2. Assange ?....Kachelmann ?....kein Unterschied.
family, 01.12.2010
Zitat von sysopInterpol fahndet nach Julian Assange: Laut der Polizeiorganisation wurde ein internationaler Haftbefehl gegen den WikiLeaks-Gründer erlassen. Demnach wird er werde wegen der gegen ihn in Schweden erhobenen Vergewaltigungsvorwürfe gesucht. Er selbst hat den Vorwurf zurückgewiesen. http://www.spiegel.de/politik/ausland/0,1518,732141,00.html
Man machsts wie bei Joerg Kachelmann : Ob er schuldig oder unschuldig ist, interessiert da nicht. Es wird nur auf die Zerstoerung dieser Person hingearbeitet.
3.
McBline 01.12.2010
Zitat von sysopInterpol fahndet nach Julian Assange: Laut der Polizeiorganisation wurde ein internationaler Haftbefehl gegen den WikiLeaks-Gründer erlassen. Demnach wird er werde wegen der gegen ihn in Schweden erhobenen Vergewaltigungsvorwürfe gesucht. Er selbst hat den Vorwurf zurückgewiesen. http://www.spiegel.de/politik/ausland/0,1518,732141,00.html
Natürlich sind es die Vergewaltigungsvorwürfe.

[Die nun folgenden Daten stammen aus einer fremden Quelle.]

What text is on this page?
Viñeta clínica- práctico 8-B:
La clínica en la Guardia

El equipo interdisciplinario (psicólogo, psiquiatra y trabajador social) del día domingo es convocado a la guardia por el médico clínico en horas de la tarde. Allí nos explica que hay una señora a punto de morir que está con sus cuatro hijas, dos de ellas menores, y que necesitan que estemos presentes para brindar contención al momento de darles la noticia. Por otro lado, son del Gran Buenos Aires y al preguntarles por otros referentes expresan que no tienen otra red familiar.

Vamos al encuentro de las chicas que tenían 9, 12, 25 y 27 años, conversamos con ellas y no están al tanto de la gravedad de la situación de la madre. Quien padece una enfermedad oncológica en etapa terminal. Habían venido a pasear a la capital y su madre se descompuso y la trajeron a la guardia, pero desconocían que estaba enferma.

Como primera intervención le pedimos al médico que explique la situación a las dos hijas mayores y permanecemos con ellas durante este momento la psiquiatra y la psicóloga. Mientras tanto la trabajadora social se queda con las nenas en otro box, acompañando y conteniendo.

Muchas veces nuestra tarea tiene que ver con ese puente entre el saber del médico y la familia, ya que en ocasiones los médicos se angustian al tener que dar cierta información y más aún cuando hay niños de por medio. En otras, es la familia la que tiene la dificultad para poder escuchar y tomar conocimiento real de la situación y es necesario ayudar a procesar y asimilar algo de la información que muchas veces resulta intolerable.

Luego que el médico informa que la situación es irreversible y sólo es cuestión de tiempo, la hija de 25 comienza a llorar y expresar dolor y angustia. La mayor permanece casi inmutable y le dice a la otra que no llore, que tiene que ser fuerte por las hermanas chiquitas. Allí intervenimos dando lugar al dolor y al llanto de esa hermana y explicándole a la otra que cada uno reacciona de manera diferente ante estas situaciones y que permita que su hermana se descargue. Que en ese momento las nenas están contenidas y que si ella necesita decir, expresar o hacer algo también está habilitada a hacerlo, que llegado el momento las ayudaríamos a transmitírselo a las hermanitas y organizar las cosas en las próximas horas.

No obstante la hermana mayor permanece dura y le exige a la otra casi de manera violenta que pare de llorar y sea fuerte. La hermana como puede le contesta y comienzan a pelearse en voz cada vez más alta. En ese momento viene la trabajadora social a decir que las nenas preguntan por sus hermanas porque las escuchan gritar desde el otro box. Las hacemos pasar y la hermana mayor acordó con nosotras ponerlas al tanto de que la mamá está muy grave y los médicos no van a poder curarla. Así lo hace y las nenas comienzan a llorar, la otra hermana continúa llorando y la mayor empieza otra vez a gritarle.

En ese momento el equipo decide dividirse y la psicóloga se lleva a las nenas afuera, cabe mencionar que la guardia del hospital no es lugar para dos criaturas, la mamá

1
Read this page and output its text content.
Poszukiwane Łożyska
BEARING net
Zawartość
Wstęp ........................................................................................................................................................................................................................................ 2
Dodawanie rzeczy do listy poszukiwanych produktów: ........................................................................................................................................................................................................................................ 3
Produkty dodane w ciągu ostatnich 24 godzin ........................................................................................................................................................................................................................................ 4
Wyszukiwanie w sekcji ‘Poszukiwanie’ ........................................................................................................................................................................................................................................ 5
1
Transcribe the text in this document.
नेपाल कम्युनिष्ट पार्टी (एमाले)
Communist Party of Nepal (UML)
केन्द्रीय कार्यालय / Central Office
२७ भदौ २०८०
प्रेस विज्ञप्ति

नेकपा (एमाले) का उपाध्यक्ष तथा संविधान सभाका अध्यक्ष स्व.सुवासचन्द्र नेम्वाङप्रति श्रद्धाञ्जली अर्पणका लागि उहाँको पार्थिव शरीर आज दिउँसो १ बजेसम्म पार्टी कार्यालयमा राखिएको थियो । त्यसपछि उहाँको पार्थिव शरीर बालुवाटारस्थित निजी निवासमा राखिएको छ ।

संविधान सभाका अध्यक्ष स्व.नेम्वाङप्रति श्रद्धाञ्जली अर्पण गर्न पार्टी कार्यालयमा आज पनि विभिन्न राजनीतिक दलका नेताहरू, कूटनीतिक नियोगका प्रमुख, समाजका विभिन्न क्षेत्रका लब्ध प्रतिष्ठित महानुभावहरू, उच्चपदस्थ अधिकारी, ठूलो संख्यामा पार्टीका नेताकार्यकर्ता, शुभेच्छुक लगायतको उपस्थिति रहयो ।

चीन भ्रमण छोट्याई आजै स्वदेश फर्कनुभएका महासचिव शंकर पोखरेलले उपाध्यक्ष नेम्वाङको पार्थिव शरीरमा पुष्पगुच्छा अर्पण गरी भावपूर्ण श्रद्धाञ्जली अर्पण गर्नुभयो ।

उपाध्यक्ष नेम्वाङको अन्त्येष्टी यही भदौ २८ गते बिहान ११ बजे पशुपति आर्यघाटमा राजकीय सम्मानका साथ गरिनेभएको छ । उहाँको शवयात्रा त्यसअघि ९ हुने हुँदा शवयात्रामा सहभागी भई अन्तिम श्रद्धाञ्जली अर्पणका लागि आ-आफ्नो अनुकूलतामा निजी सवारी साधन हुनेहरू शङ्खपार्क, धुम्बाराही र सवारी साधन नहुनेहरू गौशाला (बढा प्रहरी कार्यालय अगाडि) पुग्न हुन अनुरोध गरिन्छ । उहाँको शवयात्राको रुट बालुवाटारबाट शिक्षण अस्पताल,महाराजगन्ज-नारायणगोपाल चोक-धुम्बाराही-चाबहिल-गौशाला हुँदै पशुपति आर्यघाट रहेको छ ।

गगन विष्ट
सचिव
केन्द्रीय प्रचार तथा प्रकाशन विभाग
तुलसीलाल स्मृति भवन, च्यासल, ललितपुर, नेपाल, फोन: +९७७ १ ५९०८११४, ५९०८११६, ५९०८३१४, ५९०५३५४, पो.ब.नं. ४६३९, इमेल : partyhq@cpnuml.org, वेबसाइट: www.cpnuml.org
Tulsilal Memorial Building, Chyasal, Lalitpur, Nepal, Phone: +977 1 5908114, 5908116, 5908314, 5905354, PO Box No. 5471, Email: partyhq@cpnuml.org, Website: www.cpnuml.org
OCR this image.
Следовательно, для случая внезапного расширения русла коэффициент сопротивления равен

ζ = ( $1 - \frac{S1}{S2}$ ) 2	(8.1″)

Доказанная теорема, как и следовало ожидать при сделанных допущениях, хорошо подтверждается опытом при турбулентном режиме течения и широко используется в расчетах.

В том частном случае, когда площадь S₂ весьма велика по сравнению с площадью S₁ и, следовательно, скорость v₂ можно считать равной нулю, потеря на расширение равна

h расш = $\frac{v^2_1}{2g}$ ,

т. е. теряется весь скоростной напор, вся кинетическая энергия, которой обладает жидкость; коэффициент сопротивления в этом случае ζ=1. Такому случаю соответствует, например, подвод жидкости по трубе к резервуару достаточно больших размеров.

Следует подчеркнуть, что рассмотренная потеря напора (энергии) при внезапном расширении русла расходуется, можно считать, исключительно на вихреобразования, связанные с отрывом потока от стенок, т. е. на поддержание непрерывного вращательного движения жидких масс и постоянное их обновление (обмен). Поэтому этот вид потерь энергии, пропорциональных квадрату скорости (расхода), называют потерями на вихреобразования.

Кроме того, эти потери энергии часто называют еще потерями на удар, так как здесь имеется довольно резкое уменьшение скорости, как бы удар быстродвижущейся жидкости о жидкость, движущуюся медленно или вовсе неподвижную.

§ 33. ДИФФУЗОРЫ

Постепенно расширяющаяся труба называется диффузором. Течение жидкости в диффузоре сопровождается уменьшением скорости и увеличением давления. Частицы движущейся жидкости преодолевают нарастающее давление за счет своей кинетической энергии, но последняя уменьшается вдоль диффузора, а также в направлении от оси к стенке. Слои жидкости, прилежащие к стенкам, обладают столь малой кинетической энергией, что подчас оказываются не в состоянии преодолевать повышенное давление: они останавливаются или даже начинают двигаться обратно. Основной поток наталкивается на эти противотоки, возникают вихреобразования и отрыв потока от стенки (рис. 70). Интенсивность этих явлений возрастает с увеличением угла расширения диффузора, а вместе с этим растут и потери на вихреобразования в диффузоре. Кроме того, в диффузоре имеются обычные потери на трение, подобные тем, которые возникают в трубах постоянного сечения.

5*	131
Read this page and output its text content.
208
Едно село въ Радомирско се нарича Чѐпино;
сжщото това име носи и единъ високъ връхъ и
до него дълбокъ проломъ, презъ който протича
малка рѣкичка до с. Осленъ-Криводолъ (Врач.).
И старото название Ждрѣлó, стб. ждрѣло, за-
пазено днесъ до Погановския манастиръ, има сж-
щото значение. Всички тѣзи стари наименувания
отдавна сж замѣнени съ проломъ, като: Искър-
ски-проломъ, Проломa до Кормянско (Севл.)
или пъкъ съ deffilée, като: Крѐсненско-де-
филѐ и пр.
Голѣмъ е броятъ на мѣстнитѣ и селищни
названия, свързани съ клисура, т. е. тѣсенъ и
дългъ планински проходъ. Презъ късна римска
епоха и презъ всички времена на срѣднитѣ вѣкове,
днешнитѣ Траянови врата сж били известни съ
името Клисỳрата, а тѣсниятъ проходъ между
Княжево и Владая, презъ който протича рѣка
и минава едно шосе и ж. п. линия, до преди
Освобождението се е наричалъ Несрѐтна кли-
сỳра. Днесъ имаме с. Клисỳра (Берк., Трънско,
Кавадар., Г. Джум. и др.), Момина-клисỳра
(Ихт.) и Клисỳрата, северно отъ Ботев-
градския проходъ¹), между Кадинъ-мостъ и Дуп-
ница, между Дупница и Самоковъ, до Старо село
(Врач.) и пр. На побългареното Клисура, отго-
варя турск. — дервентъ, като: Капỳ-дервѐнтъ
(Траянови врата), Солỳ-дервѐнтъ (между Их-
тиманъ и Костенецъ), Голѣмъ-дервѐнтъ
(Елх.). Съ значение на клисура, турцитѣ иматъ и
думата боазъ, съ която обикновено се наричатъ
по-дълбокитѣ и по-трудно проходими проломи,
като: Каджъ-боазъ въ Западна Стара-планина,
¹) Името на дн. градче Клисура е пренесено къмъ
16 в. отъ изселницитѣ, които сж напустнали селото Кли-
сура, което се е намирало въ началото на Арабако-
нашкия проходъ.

Sonst müsste man vermutlich ein Paar Leichen ausgraben - doch Vergewaltigung klingt so viel besser. Ich wundere mich nur warum die vorwürfe immer dann aufgewärmt werden, wenn WikiLeaks etwas schönes über die Amis publiziert?
4. Nun...
intenso1 01.12.2010
Zitat von sysopInterpol fahndet nach Julian Assange: Laut der Polizeiorganisation wurde ein internationaler Haftbefehl gegen den WikiLeaks-Gründer erlassen. Demnach wird er werde wegen der gegen ihn in Schweden erhobenen Vergewaltigungsvorwürfe gesucht. Er selbst hat den Vorwurf zurückgewiesen. http://www.spiegel.de/politik/ausland/0,1518,732141,00.html
beginnt die vereinte Macht von Politik und .... mit der Jagd. Ob die Vorwürfe stimmen kann ich natürlich nicht einschätzen aber der Zeitliche Zusammenhang mit den bisherigen und angekündigten Veröffentlichungen lässt sich einfach nicht ignorieren.
5. Surprise Surprise
THM, 01.12.2010
Zitat von sysopInterpol fahndet nach Julian Assange: Laut der Polizeiorganisation wurde ein internationaler Haftbefehl gegen den WikiLeaks-Gründer erlassen. Demnach wird er werde wegen der gegen ihn in Schweden erhobenen Vergewaltigungsvorwürfe gesucht. Er selbst hat den Vorwurf zurückgewiesen. http://www.spiegel.de/politik/ausland/0,1518,732141,00.html
Was für eine Überraschung ;-) War es nicht schon immer Methode der Dienste (und von Politkern) konkurrierenden Organisationen dadurch zu schaden, in dem man bekannte Vertreter der Organisation diskreditiert??? Ein bisschen was bleibt ja immer hängen.... Vergewaltigung ist keine Bagatelle, aber eben auch leicht konstruierbar und schwer zu belegen - siehe Kachelmann. Das Hin und Her um den Haftbefehl in Schweden, und die Ankündigung der Amis, wikileaks mit den üblichen Geheimdienstmethoden unter Druck setzen zu wollen, ist zwar noch kein Beweis für die Haltlosigkeit der Vergewaltigungsvorwürfe, spricht aber für eine hohe Wahrscheinlichkeit einer falschen Anschuldigung. "Im Zweifelsfalle für den Angeklagten" gilt unter diesen Umständen erst Recht. Im übrigen ändern die Vorwürfe gegen Assange nichts an Inhalt und Arbeit von wikileaks. Ich vermute, dass es primär um Störung des wikileak Betriebes und um ein deutliches Signal der Abschreckung an Nachahmer geht. Die Person Assange kann zerstört werden, die Idee "wikileaks" dürfte nach dem jüngsten Coup nicht so schnell mundtot gemacht werden können.